Being that I was born under the sign of Scorpio, I was destined to be a woman with secrets.
I married an Army soldier when I was eighteen years old. We had known each other for merely a month when he asked for my hand, and one month later we stood before the preacher to exchange the vows. I have often asked myself "why in the world did we do that?". I have never been quite sure what his reasons were, but I've always known my own. They were secrets that I tried to keep, but everyone around me found them painfully obvious.
I had grown tired of waiting up until three o'clock every morning for my mother and her boyfriend to come home from the bar, and then trying to catch a few hours of sleep before the school bus came. I was tired of all the times that he had come home alone, having abandoned her in a parking lot, sometimes beaten. I was sick of my mother relying on me to be her best friend, but never having the time or interest to be mine. I had been mentally abused, humiliated, neglected and ignored. I decided that what I really needed to be was gone, and the best way that I think of to do that was to be married.
We had our daughter right away, and our son five years later.

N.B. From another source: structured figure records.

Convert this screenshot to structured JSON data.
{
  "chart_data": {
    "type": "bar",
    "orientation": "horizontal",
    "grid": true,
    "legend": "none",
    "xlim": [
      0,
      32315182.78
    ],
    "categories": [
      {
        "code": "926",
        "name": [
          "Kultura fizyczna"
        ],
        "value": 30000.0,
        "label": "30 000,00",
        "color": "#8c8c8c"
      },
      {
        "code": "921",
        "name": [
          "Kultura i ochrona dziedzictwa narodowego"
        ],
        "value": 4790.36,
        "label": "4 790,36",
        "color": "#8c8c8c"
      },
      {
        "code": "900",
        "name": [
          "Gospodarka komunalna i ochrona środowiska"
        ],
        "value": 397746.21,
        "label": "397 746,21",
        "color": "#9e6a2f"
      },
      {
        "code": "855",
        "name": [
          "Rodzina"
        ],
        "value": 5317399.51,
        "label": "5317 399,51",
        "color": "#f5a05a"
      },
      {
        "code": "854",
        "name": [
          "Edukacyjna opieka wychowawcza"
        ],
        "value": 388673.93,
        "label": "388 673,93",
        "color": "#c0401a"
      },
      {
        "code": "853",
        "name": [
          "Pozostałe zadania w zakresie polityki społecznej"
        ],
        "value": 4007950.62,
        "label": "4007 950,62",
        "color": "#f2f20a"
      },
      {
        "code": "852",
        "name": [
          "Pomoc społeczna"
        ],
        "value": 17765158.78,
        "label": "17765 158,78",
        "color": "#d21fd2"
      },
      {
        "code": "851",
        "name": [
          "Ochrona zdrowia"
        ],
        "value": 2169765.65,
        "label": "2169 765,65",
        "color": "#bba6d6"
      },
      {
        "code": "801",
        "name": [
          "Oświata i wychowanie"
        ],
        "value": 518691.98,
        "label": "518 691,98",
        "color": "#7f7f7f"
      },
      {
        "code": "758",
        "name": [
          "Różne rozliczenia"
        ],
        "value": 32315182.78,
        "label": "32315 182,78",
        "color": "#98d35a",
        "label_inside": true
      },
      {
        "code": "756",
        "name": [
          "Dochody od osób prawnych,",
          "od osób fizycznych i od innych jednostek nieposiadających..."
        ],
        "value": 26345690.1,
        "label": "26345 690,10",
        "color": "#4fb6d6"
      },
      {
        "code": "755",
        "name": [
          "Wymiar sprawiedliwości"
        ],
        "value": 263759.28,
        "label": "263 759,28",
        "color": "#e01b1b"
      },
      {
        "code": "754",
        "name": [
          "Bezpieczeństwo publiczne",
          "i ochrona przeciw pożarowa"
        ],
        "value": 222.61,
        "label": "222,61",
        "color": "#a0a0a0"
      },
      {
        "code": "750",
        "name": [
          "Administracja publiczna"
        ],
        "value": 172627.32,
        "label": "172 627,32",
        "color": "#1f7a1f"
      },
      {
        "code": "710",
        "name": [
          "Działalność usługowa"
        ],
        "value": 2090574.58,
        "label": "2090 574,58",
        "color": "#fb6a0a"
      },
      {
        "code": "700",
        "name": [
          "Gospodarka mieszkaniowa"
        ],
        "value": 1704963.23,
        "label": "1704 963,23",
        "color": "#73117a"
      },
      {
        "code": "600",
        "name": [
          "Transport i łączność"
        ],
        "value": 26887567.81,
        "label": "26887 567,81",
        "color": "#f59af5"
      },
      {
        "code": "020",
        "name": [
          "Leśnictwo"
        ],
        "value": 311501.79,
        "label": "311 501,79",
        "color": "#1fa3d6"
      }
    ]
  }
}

During those years, the only secrets I had were the ones I kept from my family back home. The ones that had to do with our mounting debt, the drug sampling, and special interest in pornography. How he had been an unfaithful husband, and so I had become an unfaithful wife. By the end of our eight year marital train wreck, I had become a shining example of a gold star liar. I had more secrets than the CIA, and I had learned to keep them well.
Just before the divorce, I had gone through a period of self discovery, and a spiritual awakening, that opened my eyes to the reflection in the mirror. I did not like the person I had become. I was not happy with myself, or with the life that I had created by my own choices. I was ready for a change, and I had met a new man whom I was sure would be worth it all.
We were together for a year before he asked for my hand, and another year after that before we stood in the county courthouse to exchange the vows. I have never asked myself why, because it was evident. We loved each other. We were good together. We had each learned the worst of each other, and were able to bring out the best in each other. In the process of creating a life together, we had two children of our own. I grew into an honest and respectable person, sensitive and compassionate, a good friend, a loving and doting wife and mother ...with mental health issues.
Now, in the beginning of my middle age, I have found that I still have my secrets. Like most women, they are the thoughts and feelings that I keep to myself, so as not hurt to the people that I truly love. They are the tarnished aspects of my personality and character that I hide, in order to uphold the shining perception that others seem to have of my life. They are the scars of painful past experiences that seem incapable of healing, and repetitively haunt my mind. They are the moments of doubt that I struggle to keep from becoming moments of regret.
Why The Blog?
This blog is the keeper of my secrets, as some of them are too heavy for me to bear on my own, and some of them are just so intriguing, they can hardly be contained. It is my sounding board, and my megaphone. There may be others out there who have similar secrets, and can relate to mine. Or there may be others out there who seek to satisfy a curiosity of what particular creatures swim freely in the darker recesses of a woman's mind.
My particular brand of crazy can be difficult to survive...
but it can also be a whole hell of a lot of fun!